The Note: Sales Jobs
Giuliani, Romney defend their records, as Bush sells the war anew
Aug. 23, 2007 — -- Campaigning, like governing, is a form of salesmanship. Among those who are trying to close the deal this week (or at least get buyers to pay attention): President Bush (offering up a repackaged argument for an unpopular war); Rudolph Giuliani and Mitt Romney (newer and redder than you remember!); Barack Obama (now with 50 percent more experience!); and John Edwards (angrier and more aggressive than in 2004!).
Second prize is not a set of steak knives. And maybe the two GOP frontrunners deserve each other -- and the scrutiny they're getting on the trail. They're a pair of blue-staters who governed as moderates before running for president as deep-red conservatives. Abortion, guns, gay rights, immigration -- it's lovely terrain for a Republican in the remaking.
Giuliani, R-N.Y., is under attack from different rivals on immigration and gun control. Both issues cut to the heart of his time as mayor of New York -- and neither leaves Rudy offering particularly comfortable explanations. "His performance as mayor is now being turned against him as two of his opponents have begun challenging him on two of the biggest issues in the Republican primary," writes The New York Times' Michael Luo. "The criticism of Mr. Giuliani is not surprising given his continued dominance in national polls and the perception among Republicans that he is vulnerable on a host of issues. But it is only now that other candidates have begun engaging him directly."
And former governor Romney, R-Mass., is seeing his abortion record reexamined after telling an interviewer in Nevada this week that he would "let states make their own decision in this regard." Two weeks ago, he told ABC's George Stephanopoulos that he supports a constitutional amendment that would ban abortion nationwide -- a provision that would take away states' leeway, ABC's Teddy Davis reports. The Romney camp says the views aren't contradictory: "We should aspire to passing a Human Life Amendment when the country as a whole is prepared for it," said Romney spokesman Kevin Madden.
This is what Romney gets for crafting a new abortion position in time for his presidential race, writes Michael Shear of The Washington Post. "The two very different statements reflect the challenge for Romney, who has reinvented himself as a champion of the antiabortion movement in recent years and is seeking to become the conservative alternative to former New York mayor Rudolph W. Giuliani in the battle for the Republican presidential nomination," Shear writes. "Critics, including his GOP rivals, have questioned his commitment to the antiabortion cause. . . . As a result, his comments on the subject are parsed carefully."
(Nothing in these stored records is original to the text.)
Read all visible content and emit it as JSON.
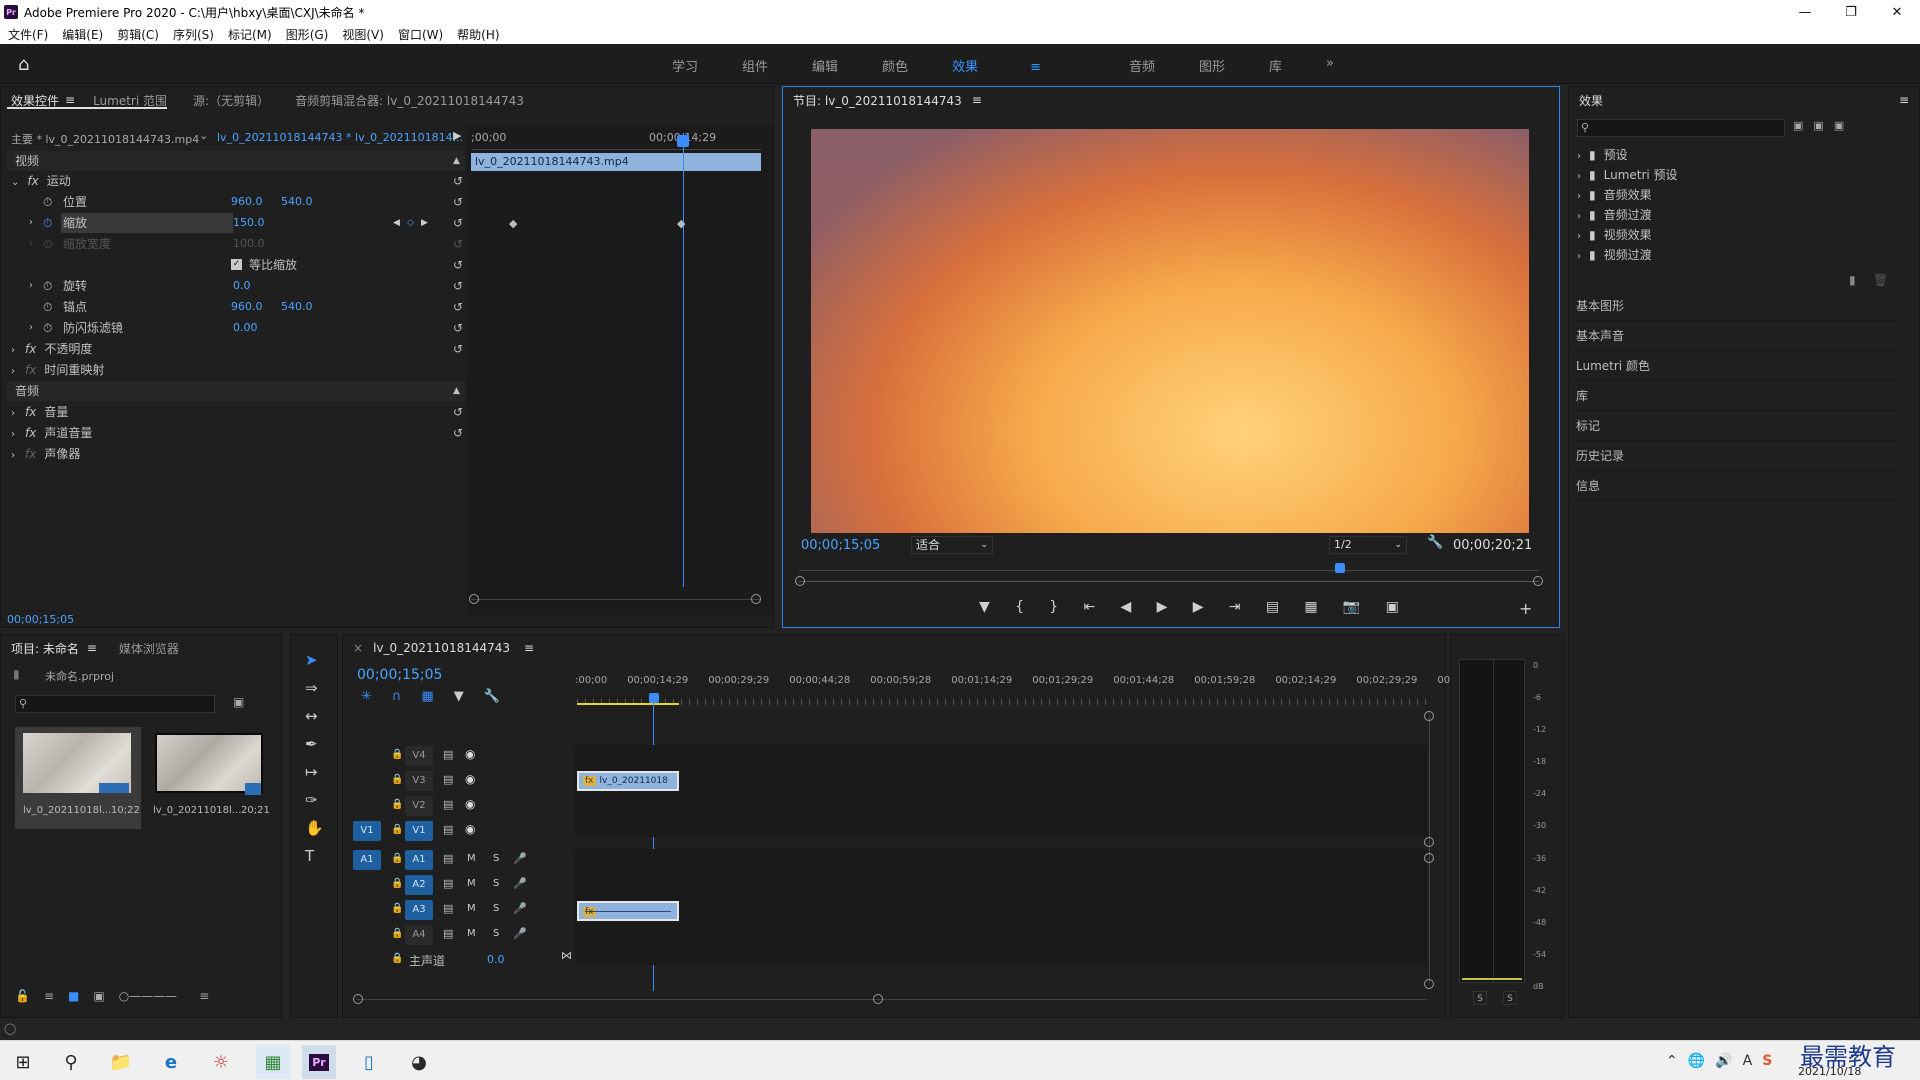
{
  "window": {
    "title": "Adobe Premiere Pro 2020 - C:\\用户\\hbxy\\桌面\\CXJ\\未命名 *",
    "logo": "Pr"
  },
  "menu": [
    "文件(F)",
    "编辑(E)",
    "剪辑(C)",
    "序列(S)",
    "标记(M)",
    "图形(G)",
    "视图(V)",
    "窗口(W)",
    "帮助(H)"
  ],
  "workspaces": [
    "学习",
    "组件",
    "编辑",
    "颜色",
    "效果",
    "音频",
    "图形",
    "库"
  ],
  "workspace_active": "效果",
  "effect_controls": {
    "tabs": [
      "效果控件",
      "Lumetri 范围",
      "源:（无剪辑）",
      "音频剪辑混合器: lv_0_20211018144743"
    ],
    "master": "主要 * lv_0_20211018144743.mp4",
    "sequence": "lv_0_20211018144743 * lv_0_2021101814...",
    "ruler_start": ";00;00",
    "ruler_mark": "00;00;14;29",
    "clip_name": "lv_0_20211018144743.mp4",
    "video_label": "视频",
    "motion": "运动",
    "position": "位置",
    "pos_x": "960.0",
    "pos_y": "540.0",
    "scale": "缩放",
    "scale_val": "150.0",
    "scale_width": "缩放宽度",
    "scale_width_val": "100.0",
    "uniform": "等比缩放",
    "rotation": "旋转",
    "rotation_val": "0.0",
    "anchor": "锚点",
    "anchor_x": "960.0",
    "anchor_y": "540.0",
    "antiflicker": "防闪烁滤镜",
    "antiflicker_val": "0.00",
    "opacity": "不透明度",
    "time_remap": "时间重映射",
    "audio_label": "音频",
    "volume": "音量",
    "channel_volume": "声道音量",
    "panner": "声像器",
    "timecode": "00;00;15;05"
  },
  "program": {
    "title": "节目: lv_0_20211018144743",
    "timecode_left": "00;00;15;05",
    "fit": "适合",
    "quality": "1/2",
    "timecode_right": "00;00;20;21"
  },
  "effects_panel": {
    "title": "效果",
    "folders": [
      "预设",
      "Lumetri 预设",
      "音频效果",
      "音频过渡",
      "视频效果",
      "视频过渡"
    ],
    "sections": [
      "基本图形",
      "基本声音",
      "Lumetri 颜色",
      "库",
      "标记",
      "历史记录",
      "信息"
    ]
  },
  "project": {
    "tabs": [
      "项目: 未命名",
      "媒体浏览器"
    ],
    "file": "未命名.prproj",
    "items": [
      {
        "name": "lv_0_20211018l...",
        "duration": "10;22"
      },
      {
        "name": "lv_0_20211018l...",
        "duration": "20;21"
      }
    ]
  },
  "timeline": {
    "tab": "lv_0_20211018144743",
    "timecode": "00;00;15;05",
    "ruler": [
      ":00;00",
      "00;00;14;29",
      "00;00;29;29",
      "00;00;44;28",
      "00;00;59;28",
      "00;01;14;29",
      "00;01;29;29",
      "00;01;44;28",
      "00;01;59;28",
      "00;02;14;29",
      "00;02;29;29",
      "00;02;44;"
    ],
    "video_tracks": [
      "V4",
      "V3",
      "V2",
      "V1"
    ],
    "audio_tracks": [
      "A1",
      "A2",
      "A3",
      "A4"
    ],
    "src_v": "V1",
    "src_a": "A1",
    "m": "M",
    "s": "S",
    "master": "主声道",
    "master_val": "0.0",
    "clip_label": "lv_0_20211018"
  },
  "meter": {
    "scale": [
      "0",
      "-6",
      "-12",
      "-18",
      "-24",
      "-30",
      "-36",
      "-42",
      "-48",
      "-54",
      "dB"
    ],
    "solo": [
      "S",
      "S"
    ]
  },
  "taskbar": {
    "date": "2021/10/18",
    "watermark": "最需教育"
  }
}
The biggest sales job is being attempted by President Bush, who kicked off his latest effort to sell the war yesterday. (If you're looking for omens, how about his Texas Rangers knocking home 30 -- yes, three-zero -- against the Baltimore Orioles, just maybe the team of the Washington establishment.)
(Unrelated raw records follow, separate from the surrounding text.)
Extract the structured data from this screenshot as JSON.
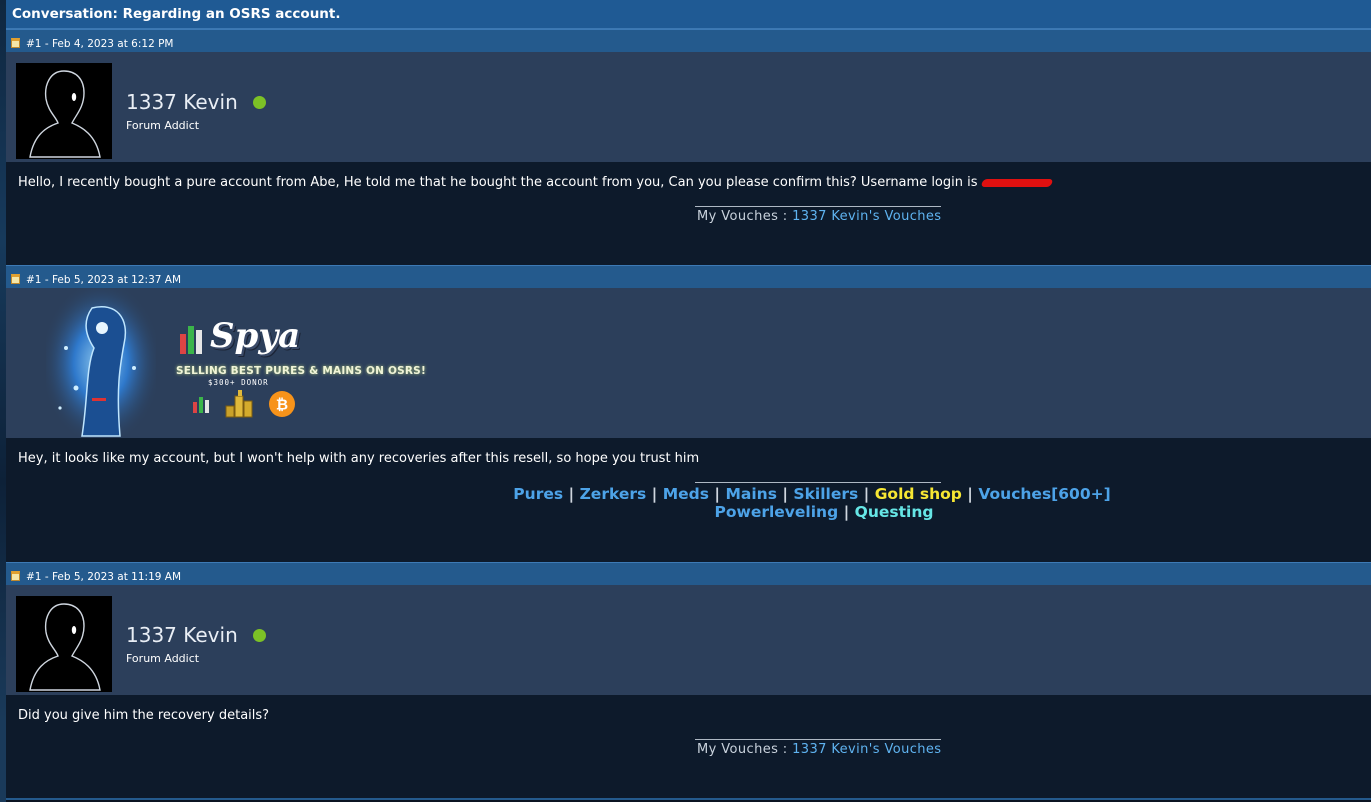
{
  "conversation": {
    "title": "Conversation: Regarding an OSRS account."
  },
  "posts": [
    {
      "meta": "#1 - Feb 4, 2023 at 6:12 PM",
      "author": "1337 Kevin",
      "rank": "Forum Addict",
      "online": true,
      "message": "Hello, I recently bought a pure account from Abe, He told me that he bought the account from you, Can you please confirm this? Username login is ",
      "signature": {
        "prefix": "My Vouches : ",
        "link": "1337 Kevin's Vouches"
      }
    },
    {
      "meta": "#1 - Feb 5, 2023 at 12:37 AM",
      "banner": {
        "brand": "Spya",
        "tagline": "SELLING BEST PURES & MAINS ON OSRS!",
        "badge": "$300+ DONOR",
        "icons": [
          "bar-chart-icon",
          "gold-coins-icon",
          "bitcoin-icon"
        ]
      },
      "message": "Hey, it looks like my account, but I won't help with any recoveries after this resell, so hope you trust him",
      "signature_links": {
        "row1": [
          "Pures",
          "Zerkers",
          "Meds",
          "Mains",
          "Skillers",
          "Gold shop",
          "Vouches[600+]"
        ],
        "row2": [
          "Powerleveling",
          "Questing"
        ],
        "separator": "|"
      }
    },
    {
      "meta": "#1 - Feb 5, 2023 at 11:19 AM",
      "author": "1337 Kevin",
      "rank": "Forum Addict",
      "online": true,
      "message": "Did you give him the recovery details?",
      "signature": {
        "prefix": "My Vouches : ",
        "link": "1337 Kevin's Vouches"
      }
    }
  ],
  "colors": {
    "header": "#1f5a94",
    "post_header": "#245a8d",
    "author_bar": "#2c3f5b",
    "body": "#0d1a2b",
    "link": "#5fb3f0",
    "gold_link": "#f7e733",
    "online": "#7cc126"
  }
}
There may be only so many ways to reframe an old picture -- and buyers are growing sick of the old faces in the sales force -- but he has 535 customers who would prefer winning to losing (and a $15 million ad budget to boot.)
So it was that Bush yesterday embraced an analogy he has long resisted -- albeit on his own terms (and in a way that's bugging historians). Iraq is like Vietnam, he affirmed, but not in the way Democrats have been claiming when they've thrown around words like "quagmire." The president offered up phrases of his own: "One unmistakable legacy of Vietnam is that the price of America's withdrawal was paid by millions of innocent citizens whose agonies would add to our vocabulary new terms like 'boat people,' 're-education camps' and 'killing fields,' " Bush said.